CARY, N.C. -

Incentive spending went up in March and will likely rise again as the spring moves forward; that much, at least, appears to be one consensus among some of the monthly forecasts making the rounds.

The implication and degree of that increase is where there are moderately differing viewpoints.

Starting with Cars.com, the company released an analysis released Monday where it pegged average incentive spending for March at $2,714. This  would be an 8.1-percent year-year-over lift and a 4.5-percent month-over-month hike.

“Weak first-quarter sales caused inventory levels to swell, and manufacturers have had to be more generous with their incentive spending in order to accelerate sales, as evident by the 8-percent year-over-year increase,” said Jesse Toprak, chief analyst for Cars.com.

“The good news is that consumers continue to prefer well-equipped models, which has helped keep transaction prices up despite the larger incentives,” he continued. “We expect incentive spending to continue to increase into the summer in a controlled manner — not with an all-out incentives war — and ATPs to stay mostly flat.”

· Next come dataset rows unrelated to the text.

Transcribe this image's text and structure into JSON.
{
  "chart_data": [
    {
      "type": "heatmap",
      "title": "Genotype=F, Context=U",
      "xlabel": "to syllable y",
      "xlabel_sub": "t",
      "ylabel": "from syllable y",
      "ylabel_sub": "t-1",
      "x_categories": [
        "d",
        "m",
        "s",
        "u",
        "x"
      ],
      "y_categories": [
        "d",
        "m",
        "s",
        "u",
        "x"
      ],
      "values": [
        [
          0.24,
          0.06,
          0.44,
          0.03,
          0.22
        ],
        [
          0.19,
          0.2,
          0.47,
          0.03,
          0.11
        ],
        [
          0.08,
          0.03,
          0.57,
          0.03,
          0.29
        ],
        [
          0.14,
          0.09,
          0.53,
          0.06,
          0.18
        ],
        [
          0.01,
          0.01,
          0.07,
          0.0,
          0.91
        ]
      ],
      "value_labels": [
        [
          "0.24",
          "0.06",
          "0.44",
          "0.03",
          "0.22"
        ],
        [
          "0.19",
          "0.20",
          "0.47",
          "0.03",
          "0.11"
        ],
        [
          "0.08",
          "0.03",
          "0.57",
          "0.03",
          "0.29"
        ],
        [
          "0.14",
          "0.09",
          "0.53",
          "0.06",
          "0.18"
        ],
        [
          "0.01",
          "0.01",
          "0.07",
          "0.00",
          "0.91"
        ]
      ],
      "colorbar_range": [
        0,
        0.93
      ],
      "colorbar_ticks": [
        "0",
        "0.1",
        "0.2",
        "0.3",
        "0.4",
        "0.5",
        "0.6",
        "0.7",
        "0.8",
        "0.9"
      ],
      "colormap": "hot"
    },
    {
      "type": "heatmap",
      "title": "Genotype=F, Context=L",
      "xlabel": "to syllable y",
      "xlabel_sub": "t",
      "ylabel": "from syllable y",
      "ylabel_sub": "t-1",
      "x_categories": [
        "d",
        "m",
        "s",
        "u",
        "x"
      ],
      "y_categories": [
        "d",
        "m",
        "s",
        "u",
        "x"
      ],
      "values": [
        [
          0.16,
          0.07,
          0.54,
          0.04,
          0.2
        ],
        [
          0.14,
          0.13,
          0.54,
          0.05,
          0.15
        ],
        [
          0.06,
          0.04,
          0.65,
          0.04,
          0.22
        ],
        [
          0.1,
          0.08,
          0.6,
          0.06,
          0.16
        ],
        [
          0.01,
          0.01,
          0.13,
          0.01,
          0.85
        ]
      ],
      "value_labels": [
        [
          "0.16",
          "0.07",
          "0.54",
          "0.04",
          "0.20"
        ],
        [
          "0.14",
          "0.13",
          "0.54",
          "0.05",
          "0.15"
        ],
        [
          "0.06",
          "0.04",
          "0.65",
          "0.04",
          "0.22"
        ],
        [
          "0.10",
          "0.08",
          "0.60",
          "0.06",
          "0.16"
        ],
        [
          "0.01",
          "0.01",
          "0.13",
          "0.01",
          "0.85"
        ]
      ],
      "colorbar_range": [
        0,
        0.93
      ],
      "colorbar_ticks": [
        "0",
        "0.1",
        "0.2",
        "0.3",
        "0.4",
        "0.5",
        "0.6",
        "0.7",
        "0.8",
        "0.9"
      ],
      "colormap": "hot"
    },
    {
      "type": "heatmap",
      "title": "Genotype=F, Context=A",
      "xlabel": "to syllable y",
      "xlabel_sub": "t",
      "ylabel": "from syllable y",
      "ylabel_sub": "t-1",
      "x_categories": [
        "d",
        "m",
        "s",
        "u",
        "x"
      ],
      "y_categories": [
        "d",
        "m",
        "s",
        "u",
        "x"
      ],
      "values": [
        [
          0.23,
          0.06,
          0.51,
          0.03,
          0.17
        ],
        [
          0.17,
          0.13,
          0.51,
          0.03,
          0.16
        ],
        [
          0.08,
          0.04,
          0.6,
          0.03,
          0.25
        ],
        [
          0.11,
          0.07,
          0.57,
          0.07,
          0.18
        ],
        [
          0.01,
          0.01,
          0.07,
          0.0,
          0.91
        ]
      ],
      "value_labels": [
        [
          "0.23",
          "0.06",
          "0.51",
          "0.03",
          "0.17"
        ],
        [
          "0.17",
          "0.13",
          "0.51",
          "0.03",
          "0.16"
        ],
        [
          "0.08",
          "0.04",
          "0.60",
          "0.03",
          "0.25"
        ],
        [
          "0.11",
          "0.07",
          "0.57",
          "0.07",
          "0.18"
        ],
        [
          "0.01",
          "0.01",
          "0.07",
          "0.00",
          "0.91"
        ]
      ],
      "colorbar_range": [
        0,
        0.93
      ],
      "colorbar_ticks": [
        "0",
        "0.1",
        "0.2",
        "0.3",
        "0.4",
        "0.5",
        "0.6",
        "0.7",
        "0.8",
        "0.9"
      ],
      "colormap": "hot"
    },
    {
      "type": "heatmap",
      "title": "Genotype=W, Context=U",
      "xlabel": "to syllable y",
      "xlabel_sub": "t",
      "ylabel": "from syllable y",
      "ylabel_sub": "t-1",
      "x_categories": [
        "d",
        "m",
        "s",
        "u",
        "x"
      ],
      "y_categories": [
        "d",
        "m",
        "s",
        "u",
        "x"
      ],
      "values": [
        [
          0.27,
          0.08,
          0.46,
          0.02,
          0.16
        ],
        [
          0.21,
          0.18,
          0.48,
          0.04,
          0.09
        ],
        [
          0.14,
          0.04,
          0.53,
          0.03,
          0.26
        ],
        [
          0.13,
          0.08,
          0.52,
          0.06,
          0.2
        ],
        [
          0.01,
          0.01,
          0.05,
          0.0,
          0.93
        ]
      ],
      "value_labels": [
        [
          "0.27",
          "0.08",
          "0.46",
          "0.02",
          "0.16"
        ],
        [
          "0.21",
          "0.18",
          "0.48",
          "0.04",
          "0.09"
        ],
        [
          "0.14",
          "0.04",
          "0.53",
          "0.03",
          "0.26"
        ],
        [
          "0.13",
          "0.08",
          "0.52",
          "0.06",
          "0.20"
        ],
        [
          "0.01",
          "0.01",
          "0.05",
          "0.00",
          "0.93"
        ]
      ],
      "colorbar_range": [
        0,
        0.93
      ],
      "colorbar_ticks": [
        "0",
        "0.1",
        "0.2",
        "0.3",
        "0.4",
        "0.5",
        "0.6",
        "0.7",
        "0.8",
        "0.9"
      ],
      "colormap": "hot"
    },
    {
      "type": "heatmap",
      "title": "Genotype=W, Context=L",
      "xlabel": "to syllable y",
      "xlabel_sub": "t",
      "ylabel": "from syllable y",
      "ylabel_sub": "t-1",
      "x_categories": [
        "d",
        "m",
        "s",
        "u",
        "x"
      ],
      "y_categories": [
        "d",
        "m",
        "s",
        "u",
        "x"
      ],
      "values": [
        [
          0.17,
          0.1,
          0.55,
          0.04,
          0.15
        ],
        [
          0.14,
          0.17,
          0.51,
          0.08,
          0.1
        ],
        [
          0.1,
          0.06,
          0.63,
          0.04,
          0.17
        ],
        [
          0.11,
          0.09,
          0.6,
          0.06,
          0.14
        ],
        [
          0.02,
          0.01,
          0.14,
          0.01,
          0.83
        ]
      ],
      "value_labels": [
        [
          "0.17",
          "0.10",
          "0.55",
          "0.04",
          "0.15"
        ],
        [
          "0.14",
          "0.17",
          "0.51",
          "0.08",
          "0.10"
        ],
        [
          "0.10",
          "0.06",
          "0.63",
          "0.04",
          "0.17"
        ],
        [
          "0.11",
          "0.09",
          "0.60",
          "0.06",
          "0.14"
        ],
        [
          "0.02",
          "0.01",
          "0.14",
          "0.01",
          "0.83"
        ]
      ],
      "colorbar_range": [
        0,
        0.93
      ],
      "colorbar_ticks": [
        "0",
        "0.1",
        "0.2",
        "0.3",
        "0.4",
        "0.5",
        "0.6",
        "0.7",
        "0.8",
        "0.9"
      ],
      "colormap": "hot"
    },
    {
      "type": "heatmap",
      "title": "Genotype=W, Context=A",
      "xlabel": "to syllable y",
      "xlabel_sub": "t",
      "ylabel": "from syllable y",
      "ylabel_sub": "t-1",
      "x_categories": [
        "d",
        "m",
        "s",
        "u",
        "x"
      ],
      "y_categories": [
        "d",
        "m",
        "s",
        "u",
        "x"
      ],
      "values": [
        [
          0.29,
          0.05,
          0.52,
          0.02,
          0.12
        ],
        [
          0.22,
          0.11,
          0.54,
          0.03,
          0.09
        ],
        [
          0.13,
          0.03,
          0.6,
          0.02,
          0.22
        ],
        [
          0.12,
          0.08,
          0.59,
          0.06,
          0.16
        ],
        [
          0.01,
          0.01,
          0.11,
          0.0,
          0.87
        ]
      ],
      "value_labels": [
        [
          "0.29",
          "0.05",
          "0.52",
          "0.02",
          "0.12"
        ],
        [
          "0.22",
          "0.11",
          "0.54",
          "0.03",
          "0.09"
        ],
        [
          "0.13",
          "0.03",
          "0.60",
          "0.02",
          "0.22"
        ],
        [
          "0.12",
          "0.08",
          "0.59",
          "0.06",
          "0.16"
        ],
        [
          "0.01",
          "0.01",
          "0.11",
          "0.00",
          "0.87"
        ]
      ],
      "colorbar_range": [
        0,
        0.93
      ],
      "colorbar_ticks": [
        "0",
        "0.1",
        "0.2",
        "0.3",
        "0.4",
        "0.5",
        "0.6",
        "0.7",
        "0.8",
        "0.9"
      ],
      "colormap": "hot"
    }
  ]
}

Over at Kelley Blue Book, senior analyst Alec Gutierrez was predicting last week that March new-vehicle sales would begin to “bounce back” from two tough months to begin 2014, setting the stage for a stronger spring, both in terms of sales and available incentives.

 “Although we aren’t expected to hit 16 million SAAR, indications show that consumers are returning to showrooms in spring,” Gutierrez said.

“The momentum built in March should set the market up for a big month in April.  Those consumers that delayed a purchase in January and February will find a modest increase in available incentives, which should help to offset gains in average transaction prices,” he added.

Meanwhile, TrueCar’s analysis released last week called for a 7.9-percent year-over-year increase in incentive spending for March, putting the average spending per unit at about $2,773. This would be a 2.6-percent month-over-month increase.

“The spring thaw has resulted in a slight improvement in vehicle sales, but not nearly the improvement analysts hoped they would see,” said Larry Dominique, president of ALG and executive vice president of TrueCar. “With incentives rising at a rate four-times greater than sales, expect an aggressive final week of selling in March and an equally aggressive April. An incentive-fueled battle is on the horizon.”